Some of my classmates came to this program to specifically work with the person who is their adviser. I came because this university has lots of people, from many disciplines working on my area of interest. And I came because I was particularly interested in working with a particular researcher at a university affiliated research center. I am working with her, but she is not currently on faculty at the nursing school. She makes me cookies when I visit her home to discuss our project. She knows my previous mentor, who I will love forever. She is wonderful.

So. Since she can't advise me about school stuff, I have an adviser in the school of nursing and she has me.

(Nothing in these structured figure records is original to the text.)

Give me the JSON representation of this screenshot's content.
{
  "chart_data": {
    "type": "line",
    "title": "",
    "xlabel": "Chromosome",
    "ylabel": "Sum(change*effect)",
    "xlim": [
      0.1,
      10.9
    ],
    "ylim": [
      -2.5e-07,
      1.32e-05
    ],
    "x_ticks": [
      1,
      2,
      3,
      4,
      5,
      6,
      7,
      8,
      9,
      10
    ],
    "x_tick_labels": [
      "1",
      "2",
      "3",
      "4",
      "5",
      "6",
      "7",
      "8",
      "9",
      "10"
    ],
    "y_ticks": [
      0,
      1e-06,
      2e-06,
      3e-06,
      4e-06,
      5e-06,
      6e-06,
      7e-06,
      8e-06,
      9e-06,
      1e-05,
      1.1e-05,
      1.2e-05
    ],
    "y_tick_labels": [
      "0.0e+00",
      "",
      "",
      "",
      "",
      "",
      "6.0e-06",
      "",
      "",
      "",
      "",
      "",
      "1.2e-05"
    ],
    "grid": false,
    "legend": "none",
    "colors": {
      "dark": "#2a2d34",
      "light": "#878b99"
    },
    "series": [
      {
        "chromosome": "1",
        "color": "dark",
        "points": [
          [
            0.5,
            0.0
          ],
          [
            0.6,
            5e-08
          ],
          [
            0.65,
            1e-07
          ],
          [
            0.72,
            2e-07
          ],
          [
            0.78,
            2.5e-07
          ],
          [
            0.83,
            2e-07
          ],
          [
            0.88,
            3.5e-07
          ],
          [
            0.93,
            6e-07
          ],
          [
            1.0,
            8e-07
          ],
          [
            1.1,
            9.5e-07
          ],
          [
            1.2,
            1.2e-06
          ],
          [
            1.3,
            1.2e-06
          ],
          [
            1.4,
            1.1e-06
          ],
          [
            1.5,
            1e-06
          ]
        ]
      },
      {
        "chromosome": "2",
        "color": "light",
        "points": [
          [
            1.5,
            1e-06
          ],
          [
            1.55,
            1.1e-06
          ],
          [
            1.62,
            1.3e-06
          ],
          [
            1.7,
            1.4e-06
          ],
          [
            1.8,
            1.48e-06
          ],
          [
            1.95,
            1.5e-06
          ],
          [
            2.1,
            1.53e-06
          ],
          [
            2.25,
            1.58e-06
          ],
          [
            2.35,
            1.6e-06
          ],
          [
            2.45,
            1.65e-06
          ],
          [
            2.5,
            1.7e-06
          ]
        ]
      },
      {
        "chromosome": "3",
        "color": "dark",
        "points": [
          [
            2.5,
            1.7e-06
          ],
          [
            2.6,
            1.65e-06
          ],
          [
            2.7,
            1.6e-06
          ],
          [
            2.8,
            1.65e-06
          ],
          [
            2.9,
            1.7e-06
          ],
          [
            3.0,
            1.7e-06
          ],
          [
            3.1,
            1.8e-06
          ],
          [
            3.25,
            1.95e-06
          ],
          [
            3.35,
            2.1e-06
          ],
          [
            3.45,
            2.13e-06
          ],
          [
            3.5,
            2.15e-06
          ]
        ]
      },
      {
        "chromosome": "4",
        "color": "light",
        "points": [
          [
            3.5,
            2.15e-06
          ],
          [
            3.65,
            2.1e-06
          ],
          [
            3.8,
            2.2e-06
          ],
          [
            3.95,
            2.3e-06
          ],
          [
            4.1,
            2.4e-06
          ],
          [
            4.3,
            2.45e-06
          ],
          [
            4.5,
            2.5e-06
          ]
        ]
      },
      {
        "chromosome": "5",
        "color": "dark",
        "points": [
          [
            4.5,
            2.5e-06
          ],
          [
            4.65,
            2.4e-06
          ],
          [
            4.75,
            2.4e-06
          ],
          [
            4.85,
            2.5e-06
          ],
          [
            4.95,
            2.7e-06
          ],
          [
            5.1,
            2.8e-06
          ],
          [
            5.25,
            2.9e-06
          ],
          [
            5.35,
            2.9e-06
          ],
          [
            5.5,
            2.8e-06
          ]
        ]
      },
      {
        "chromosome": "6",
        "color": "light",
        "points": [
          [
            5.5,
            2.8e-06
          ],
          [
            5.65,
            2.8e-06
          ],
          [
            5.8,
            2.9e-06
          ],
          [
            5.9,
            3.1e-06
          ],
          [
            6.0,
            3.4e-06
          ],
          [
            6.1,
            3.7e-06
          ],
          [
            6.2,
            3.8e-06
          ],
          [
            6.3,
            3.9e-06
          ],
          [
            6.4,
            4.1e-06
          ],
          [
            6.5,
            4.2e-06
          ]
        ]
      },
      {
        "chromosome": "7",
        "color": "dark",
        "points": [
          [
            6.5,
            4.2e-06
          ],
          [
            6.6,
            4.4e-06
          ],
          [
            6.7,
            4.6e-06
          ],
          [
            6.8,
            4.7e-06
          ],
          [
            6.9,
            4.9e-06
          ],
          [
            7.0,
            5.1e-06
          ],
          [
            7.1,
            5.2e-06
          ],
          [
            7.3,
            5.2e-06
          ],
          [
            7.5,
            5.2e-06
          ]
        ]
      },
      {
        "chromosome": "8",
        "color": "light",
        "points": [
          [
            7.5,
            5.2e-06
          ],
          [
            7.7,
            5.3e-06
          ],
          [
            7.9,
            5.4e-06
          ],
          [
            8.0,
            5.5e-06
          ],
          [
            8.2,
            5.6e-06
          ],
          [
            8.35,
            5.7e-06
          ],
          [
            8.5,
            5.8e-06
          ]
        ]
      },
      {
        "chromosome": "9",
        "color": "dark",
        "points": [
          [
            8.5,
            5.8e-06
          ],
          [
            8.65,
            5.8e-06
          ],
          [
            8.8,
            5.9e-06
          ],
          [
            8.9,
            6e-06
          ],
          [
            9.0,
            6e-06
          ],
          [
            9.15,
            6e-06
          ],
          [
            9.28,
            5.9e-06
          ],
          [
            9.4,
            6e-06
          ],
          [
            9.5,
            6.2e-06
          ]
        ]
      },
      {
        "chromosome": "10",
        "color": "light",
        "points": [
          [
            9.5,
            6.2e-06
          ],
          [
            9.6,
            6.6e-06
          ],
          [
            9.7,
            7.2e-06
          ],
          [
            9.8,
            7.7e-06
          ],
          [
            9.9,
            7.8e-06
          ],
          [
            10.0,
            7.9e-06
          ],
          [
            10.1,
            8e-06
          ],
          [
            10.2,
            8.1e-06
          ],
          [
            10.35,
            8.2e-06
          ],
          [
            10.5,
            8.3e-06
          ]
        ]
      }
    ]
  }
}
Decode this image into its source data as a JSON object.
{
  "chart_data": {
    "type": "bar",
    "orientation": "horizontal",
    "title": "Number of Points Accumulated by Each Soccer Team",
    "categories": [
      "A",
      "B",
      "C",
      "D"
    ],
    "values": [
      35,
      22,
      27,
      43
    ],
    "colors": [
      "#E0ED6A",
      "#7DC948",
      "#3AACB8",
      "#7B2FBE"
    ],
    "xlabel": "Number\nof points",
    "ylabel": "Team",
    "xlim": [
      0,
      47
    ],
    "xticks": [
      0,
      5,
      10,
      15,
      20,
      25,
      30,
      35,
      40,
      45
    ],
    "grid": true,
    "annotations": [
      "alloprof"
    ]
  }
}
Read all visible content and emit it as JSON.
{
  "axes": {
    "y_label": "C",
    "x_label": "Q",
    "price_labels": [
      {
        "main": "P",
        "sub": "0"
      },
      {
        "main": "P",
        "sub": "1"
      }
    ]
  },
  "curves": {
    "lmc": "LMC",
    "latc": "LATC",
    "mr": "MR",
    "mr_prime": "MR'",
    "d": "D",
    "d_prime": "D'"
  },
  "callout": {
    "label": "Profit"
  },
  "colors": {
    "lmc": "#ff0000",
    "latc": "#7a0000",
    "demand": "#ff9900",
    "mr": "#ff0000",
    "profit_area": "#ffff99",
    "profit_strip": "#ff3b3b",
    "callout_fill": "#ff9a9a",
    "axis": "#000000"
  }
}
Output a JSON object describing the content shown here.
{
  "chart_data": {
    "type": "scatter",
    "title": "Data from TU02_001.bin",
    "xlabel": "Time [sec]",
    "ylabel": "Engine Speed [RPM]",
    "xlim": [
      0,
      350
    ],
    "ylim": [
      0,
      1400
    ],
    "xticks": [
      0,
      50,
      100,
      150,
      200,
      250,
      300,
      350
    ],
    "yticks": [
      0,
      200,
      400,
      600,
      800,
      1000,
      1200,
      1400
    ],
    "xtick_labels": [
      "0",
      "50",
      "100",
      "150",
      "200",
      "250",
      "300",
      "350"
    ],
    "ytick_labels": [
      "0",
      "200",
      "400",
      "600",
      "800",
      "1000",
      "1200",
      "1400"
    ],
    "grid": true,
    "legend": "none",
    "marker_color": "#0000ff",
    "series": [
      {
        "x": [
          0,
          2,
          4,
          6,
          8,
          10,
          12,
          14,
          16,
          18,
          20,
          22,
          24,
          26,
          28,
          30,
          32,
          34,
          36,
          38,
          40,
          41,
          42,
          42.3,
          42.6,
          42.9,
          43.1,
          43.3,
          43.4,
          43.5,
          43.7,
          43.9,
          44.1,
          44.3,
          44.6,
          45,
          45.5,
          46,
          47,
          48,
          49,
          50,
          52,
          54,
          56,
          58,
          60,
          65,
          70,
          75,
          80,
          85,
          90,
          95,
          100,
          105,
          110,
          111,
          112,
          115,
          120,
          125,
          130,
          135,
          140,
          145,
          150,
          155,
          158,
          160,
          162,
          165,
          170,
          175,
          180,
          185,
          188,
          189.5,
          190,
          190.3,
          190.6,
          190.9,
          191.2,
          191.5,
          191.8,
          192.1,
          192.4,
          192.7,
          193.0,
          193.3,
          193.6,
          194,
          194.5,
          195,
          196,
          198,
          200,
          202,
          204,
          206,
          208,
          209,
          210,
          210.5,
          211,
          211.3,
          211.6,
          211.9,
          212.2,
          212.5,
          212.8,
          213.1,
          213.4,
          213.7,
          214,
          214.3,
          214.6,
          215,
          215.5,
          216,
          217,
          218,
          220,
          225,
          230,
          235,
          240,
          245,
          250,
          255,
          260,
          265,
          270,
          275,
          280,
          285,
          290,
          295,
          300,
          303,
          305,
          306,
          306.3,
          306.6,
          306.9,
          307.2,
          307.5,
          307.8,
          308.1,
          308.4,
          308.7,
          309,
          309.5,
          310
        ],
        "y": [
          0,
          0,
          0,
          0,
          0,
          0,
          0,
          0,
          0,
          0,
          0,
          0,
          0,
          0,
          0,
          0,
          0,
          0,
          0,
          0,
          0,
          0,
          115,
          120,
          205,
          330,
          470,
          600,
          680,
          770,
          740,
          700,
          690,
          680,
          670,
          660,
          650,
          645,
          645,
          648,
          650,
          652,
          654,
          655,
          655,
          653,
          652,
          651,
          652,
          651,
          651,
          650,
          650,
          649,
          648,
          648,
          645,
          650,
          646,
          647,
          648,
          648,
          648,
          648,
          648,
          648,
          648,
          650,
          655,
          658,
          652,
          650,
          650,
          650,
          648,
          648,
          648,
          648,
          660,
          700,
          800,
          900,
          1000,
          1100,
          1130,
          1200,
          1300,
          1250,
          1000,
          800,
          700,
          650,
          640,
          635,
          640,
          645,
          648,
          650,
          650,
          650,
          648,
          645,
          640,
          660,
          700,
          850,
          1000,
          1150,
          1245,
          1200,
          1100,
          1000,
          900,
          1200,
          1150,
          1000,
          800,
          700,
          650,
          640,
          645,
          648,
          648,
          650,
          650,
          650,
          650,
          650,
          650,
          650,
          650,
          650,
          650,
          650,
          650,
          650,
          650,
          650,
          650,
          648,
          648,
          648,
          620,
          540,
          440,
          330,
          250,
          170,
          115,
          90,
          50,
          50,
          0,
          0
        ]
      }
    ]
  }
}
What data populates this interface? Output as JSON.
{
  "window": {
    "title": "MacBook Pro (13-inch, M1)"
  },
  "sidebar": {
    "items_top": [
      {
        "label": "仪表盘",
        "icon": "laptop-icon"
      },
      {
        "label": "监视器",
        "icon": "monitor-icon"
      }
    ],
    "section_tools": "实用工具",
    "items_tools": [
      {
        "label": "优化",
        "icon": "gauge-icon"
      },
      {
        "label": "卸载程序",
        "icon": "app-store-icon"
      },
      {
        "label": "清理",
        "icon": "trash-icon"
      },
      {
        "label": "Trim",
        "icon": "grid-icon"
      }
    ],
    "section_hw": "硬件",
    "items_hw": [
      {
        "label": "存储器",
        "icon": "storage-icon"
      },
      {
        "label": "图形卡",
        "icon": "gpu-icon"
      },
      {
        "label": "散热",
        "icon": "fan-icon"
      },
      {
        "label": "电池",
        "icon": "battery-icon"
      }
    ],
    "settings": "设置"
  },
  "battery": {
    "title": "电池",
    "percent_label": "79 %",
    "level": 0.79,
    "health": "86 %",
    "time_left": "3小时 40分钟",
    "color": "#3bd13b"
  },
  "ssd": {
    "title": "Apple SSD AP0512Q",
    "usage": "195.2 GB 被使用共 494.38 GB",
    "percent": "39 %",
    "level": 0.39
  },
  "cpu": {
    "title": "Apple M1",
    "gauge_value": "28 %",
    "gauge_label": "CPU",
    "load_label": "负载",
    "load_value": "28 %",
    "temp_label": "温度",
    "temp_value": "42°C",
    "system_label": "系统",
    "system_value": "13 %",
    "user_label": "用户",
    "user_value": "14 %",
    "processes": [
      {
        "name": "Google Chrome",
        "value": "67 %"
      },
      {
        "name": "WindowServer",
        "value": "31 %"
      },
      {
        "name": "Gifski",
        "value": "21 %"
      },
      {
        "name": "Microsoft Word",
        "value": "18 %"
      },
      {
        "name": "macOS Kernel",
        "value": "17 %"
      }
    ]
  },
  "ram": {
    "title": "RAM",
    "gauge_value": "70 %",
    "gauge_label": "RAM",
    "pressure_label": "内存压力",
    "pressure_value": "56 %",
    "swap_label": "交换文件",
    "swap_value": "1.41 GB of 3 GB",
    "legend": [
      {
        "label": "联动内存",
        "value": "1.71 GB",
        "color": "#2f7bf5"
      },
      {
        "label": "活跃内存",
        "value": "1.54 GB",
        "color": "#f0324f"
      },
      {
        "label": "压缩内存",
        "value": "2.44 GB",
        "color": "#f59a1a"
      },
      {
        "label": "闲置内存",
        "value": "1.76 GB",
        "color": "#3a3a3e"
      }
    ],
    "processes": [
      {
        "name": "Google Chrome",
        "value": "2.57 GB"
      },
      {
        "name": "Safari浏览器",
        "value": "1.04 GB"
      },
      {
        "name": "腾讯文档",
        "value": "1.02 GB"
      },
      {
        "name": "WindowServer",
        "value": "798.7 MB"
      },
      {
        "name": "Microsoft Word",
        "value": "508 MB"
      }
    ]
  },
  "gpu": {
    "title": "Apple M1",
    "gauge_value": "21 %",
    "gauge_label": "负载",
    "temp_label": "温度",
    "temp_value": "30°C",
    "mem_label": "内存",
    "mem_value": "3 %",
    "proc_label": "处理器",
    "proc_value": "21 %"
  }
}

One of my other classmates told me how her adviser always hugs her. (I'm not a hugger, so it's okay that mine doesn't). Another one of my friends told me how supportive her adviser is. (This will be the second time that I've met mine.) Which leads me to today's goal. Build a relationship with my adviser! This is the person who, if I finish the program, will hood me at the ceremony. This is a person who will sit on both my candidacy exam committee and my dissertation committee. This is a person who I need to have a good relationship with, and today I am starting on that road!

I hope that she's ready for my enthusiasm.

Thursday, December 2, 2010

Classes are done and yet the quarter drags on

I have completed draft 2 of one of my papers. Perhaps it would sound better if I called them iterations? Blah. It doesn't matter what they're called, they need to be worked on for longer than my current attention span can manage.

I'm now at that stage where the excessive amount of schoolwork that I have to do has become paralyzing. I have lists of what needs to be done, and instead I've cleaned the house and perfected a Christmas Carol on the guitar. (The irony of that will not be lost on my close friends.)

Both to fulfill my need to find tasks that prevent me from editing papers and to work through some issues from my undergraduate years, I've joined a campus organization! Yay! However, in my spasm of school spirit I seem to have also elected myself as a new leader of some sort within this group. That will teach me to be enthusiastic. It will also teach me to join campus organizations at the start of the quarter and not at the end when I have other crap to do.

Please send me your motivation. I just need to borrow it for a couple of days. Thanks.